For many years I have wondered who has ultimate authority in the Church of England—General Synod or Archbishops. The epidemic has given no answer as both left over-burdened parish priests to keep a ministry alive.
Archbishops might be excused for leaving the State to decide what could be done in church, but there is no excuse for not defending the legality of their own marriage contract, “let no man put asunder” and letting so many couples endure extreme distress. If those words lack authenticity, what about those of the Absolution or consecration of the elements at Holy Communion?
General Synod has no direct connection with church members and priests not on the synodical ladder. It is a dangerous collection of free spirits accountable to no-one for their decisions. Two have been disastrous. Allowing dioceses to appropriate money left to churches in wills and trusts impoverished and ruined scores of village churches which had small congregations but a steady income from investments.
The second, trampled over traditions and theological beliefs by ordaining women without a referendum. There is lingering resentment; was this the will of God or the success of the most powerful pressure group in Church House?
A third, is likely to be another disaster; setting a quota for priests from ethnic groups is racial discrimination in reverse and an insult to suggest they not be selected on merit. Would they be tainted with the suspicion that they had been “pushed through” on the quota system? The Church is jumping on the to the latest social movement.

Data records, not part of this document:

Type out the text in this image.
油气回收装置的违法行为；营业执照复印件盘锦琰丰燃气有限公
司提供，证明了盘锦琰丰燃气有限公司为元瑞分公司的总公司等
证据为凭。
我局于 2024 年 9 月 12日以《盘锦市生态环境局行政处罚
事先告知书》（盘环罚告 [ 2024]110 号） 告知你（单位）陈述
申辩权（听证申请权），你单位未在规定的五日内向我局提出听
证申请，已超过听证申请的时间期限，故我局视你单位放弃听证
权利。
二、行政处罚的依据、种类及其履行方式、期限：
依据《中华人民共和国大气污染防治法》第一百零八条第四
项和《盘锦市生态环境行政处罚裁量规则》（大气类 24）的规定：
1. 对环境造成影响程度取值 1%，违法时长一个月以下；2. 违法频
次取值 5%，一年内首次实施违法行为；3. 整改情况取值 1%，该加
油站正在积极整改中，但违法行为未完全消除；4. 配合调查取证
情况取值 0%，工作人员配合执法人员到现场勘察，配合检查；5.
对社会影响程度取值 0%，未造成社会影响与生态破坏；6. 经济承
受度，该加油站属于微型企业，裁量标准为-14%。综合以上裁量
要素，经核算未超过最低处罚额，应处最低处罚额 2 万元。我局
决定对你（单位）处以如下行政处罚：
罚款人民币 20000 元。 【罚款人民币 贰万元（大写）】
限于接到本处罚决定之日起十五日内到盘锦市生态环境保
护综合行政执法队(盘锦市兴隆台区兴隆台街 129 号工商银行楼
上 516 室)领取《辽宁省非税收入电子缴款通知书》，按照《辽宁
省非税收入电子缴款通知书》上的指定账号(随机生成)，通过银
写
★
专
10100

I am a ninety-year old survivor of World War II, growing up in a Kent village with a church which never closed, even when bomb damaged or during the Battle of Britain. For fifty-four years, I have been married to a priest who adheres to the principles of the Church into which he was ordained, but it is difficult. I am also the great-niece of Bishop Frank Partridge, whose portrait hangs in London’s Church House. If still available, General Synod members should read his preface in the book published at the time of its completion. It high-lights the spiritual vision built into every bit of Church House.